These days, Bug bounty Hunters are trending within the IT security ecosystem, but very few articles deal with the DNA of a Bug Bounty Hunter.

At Bountyfactory.io, we consider Bug Hunters have to respect and fit legal frameworks and norms.

AS a bug hunter please find below the goals you should be driven by :

  • Keep on having Fun
  • Make the Internet more secure for your beloved and in extenso for all end users. Regarding the rise of two main concepts “Privacy by design” and “Security by design” your role is far more important than ever.  By instinct, you are strongly devoted in protecting people from crooks and all sorts of criminal mercenaries.
  • Share and improve your knowledge and skills. Get wisdom and empowerment.
  • The more, the merrier : Open and strengthen your circle of acquaintances and friends.
  • Get rewards especially cash (not only t-shirts and miles for instance).
  • Forge your reputation, fame and defend your ranking like  a professional Tennis player.

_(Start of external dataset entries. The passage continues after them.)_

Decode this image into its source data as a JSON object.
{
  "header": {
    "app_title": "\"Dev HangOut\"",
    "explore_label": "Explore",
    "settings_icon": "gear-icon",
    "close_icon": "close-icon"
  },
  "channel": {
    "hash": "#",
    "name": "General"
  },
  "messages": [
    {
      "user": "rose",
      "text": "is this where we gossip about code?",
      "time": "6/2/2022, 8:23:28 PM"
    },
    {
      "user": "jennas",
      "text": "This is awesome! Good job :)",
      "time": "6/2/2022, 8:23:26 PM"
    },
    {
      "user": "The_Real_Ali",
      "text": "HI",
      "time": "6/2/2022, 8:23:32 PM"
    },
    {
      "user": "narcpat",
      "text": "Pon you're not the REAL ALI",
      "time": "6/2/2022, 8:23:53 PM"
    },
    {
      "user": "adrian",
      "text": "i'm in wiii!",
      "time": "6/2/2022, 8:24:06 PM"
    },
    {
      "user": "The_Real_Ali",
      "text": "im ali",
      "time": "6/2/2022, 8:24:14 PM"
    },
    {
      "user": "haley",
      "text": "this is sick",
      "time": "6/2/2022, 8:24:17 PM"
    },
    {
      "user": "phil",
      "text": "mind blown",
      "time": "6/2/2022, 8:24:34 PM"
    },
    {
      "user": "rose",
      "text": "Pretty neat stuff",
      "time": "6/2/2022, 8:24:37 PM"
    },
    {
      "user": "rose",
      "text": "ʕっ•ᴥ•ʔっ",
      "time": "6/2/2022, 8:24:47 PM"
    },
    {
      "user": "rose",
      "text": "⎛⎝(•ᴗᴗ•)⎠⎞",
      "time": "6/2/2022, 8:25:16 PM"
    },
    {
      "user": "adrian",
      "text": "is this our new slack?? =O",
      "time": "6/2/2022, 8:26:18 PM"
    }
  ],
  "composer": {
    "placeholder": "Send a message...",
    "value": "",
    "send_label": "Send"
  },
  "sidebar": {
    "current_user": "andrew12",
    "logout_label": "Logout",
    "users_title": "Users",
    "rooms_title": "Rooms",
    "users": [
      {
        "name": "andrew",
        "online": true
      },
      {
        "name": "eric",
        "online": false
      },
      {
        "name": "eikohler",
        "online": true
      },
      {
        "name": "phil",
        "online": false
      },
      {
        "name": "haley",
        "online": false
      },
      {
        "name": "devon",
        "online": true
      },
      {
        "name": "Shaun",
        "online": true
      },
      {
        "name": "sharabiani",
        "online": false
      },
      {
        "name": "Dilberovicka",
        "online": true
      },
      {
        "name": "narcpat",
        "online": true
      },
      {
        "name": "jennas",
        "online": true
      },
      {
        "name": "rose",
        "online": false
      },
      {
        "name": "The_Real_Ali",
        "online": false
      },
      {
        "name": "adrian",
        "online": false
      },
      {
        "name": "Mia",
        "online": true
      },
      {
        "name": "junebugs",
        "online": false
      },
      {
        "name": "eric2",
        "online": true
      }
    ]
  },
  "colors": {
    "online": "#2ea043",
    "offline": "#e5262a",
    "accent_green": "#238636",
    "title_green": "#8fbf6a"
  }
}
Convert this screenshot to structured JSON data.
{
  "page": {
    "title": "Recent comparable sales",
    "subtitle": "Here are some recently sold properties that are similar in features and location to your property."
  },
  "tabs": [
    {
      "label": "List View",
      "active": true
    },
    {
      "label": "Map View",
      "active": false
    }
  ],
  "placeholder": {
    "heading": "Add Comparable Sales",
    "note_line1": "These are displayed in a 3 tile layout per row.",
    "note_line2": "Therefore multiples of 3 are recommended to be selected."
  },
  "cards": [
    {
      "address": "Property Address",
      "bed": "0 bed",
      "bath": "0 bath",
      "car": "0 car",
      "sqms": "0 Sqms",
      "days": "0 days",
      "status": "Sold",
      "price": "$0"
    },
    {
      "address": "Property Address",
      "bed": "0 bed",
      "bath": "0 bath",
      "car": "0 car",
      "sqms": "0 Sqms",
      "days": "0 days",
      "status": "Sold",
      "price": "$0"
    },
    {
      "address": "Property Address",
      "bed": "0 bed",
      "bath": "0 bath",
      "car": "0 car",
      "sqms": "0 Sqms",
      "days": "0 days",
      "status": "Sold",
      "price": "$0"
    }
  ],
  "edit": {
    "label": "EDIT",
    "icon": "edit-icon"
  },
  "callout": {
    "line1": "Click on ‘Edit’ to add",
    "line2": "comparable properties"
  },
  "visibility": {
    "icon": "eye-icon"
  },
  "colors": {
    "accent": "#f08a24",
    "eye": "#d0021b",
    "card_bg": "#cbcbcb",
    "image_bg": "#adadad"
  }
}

Eventually be hunted by recruiters for a well-paid and interesting position in the best IT security company you had been dreaming of. Check Bounty Factory’s ranking page.

Here are the means you should deploy to pursue your goals :

  • Keep learning languages you are supposed to work with.
  • Spot and exploit what the main weakness of each language is .
  • Trust your knowledge : Use your existing skills, especially as a programmer, to spot and find vulnerabilities.
  • Focus on concise reporting : once you found one vulnerability your duty as a hunter is to provide a clear and relevant report so that one could reproduce it properly.
  • Explore new dimensions : After you’ve learnt how to deal with basic vulnerabilities  (eg. IDOR, CSRF) you should move a step forward and look into XSS ones.
  • Reverse Engineering you should cherish and practice.